Reports of heavy fighting in eastern and southern Ukraine have fueled expectations that Kyiv might finally announce it has begun its long-awaited counteroffensive.
But Ukrainian President Volodymyr Zelenskiy avoided any such statement on June 9, saying merely that "We focus our attention on all directions where our actions are needed and where the enemy may suffer certain defeats.”
Russian President Vladimir Putin has claimed that the Ukrainian counteroffensive was under way but was being largely repelled.
RFE/RL cannot independently confirm reports of developments in areas of the heaviest fighting.
The Ukrainian General Staff said in its situation report early on June 10 that "heavy fighting continues" as the Russian side focused "its main efforts on attempts to fully occupy the Luhansk and Donetsk oblasts" in the east.

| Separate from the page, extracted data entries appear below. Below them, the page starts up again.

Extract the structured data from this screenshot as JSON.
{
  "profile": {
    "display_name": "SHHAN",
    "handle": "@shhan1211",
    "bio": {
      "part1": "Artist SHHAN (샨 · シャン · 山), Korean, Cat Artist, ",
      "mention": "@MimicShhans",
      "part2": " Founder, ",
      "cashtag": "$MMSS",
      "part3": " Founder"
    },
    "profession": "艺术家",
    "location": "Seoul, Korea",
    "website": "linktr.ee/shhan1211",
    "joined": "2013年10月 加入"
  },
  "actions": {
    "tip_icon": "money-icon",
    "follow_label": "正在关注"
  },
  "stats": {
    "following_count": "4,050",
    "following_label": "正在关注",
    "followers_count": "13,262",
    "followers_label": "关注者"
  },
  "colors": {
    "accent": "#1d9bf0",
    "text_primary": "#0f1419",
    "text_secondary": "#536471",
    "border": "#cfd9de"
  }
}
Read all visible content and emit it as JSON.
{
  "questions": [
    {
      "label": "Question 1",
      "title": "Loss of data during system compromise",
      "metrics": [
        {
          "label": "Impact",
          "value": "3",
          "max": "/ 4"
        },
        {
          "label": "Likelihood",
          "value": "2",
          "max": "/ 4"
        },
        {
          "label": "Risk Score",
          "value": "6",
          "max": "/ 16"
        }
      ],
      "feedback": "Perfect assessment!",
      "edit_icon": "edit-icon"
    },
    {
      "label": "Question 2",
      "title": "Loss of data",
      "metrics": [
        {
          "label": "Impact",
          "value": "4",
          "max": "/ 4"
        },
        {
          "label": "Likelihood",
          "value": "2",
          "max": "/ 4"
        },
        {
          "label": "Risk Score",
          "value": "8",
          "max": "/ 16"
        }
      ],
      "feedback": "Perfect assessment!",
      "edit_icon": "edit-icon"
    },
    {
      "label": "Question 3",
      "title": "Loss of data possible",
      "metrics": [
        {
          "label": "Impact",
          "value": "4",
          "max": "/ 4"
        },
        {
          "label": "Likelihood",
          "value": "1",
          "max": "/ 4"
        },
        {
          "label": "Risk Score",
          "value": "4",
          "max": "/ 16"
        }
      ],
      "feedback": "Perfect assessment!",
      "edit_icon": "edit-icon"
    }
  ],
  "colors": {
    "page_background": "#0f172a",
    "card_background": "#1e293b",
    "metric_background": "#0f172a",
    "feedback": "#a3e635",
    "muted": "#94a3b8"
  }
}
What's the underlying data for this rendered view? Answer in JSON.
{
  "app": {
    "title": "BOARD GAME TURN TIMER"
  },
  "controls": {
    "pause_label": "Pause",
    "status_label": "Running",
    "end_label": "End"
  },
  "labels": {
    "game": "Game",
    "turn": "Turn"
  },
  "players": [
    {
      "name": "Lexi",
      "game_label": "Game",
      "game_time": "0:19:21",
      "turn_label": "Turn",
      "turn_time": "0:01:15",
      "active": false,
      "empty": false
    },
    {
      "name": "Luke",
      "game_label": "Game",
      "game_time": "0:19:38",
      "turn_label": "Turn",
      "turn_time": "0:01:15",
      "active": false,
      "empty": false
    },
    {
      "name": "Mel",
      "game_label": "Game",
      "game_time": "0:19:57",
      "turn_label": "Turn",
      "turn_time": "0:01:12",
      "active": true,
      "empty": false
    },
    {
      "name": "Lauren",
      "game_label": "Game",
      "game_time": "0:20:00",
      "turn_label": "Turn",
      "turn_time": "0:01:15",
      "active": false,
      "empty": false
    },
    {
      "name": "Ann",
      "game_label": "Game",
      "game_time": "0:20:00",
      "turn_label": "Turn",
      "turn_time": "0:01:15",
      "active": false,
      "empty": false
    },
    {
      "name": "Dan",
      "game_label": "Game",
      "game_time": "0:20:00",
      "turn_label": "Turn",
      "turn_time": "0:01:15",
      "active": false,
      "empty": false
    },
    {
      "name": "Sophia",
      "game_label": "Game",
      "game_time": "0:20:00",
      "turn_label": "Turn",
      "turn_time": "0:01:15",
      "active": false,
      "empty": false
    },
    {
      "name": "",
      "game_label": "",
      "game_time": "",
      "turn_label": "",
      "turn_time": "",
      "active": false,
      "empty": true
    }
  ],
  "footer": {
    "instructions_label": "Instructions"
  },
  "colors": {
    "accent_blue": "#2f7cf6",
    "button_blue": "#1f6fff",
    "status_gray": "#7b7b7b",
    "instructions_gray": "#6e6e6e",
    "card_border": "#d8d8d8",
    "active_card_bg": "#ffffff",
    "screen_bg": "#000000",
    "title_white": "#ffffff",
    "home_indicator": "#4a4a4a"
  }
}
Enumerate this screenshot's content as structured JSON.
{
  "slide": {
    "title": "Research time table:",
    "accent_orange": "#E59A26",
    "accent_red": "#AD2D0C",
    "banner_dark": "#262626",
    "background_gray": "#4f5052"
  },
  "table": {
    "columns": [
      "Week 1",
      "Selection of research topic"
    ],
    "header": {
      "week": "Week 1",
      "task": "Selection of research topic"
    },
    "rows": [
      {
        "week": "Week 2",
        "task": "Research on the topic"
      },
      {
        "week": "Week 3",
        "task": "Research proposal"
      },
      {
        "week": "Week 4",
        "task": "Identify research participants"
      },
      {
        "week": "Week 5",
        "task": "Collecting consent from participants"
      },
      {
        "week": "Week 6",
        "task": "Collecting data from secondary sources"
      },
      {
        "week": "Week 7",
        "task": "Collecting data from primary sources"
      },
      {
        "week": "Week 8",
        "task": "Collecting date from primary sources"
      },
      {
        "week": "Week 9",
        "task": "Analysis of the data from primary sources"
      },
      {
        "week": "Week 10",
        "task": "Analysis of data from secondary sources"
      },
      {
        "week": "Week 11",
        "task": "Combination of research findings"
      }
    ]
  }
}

It cited Russian offensive operations in the area of Bakhmut, where months of intense fighting left Russian forces in control of much of the city.
The Ukrainian military suggested it was focusing its own offensive operations on the Zaporizhzhya and Kherson areas in the south, where some outsiders have speculated Kyiv might try to cut off a so-called land bridge connecting Russian-annexed Crimea with mainland Ukraine.
It said Russian forces were being kept "on the defensive" in Zaporizhzhya and Kherson.
Kyiv also claimed that Russian occupation forces were only allowing residents with Russian passports to evacuate flood-affected areas of the Kherson region. RFE/RL could not independently corroborate that accusation.
Air-alert sirens sounded in many parts of the country overnight, with Ukraine's southern command citing combat operations in the skies over Odesa and Mykolayiv.
Lawmaker Oleksiy Honcharenko said two people were killed in an attack by Iranian-made kamikaze drones and another 12 people were injured in blasts following an air alert in the Black Sea port city of Odesa.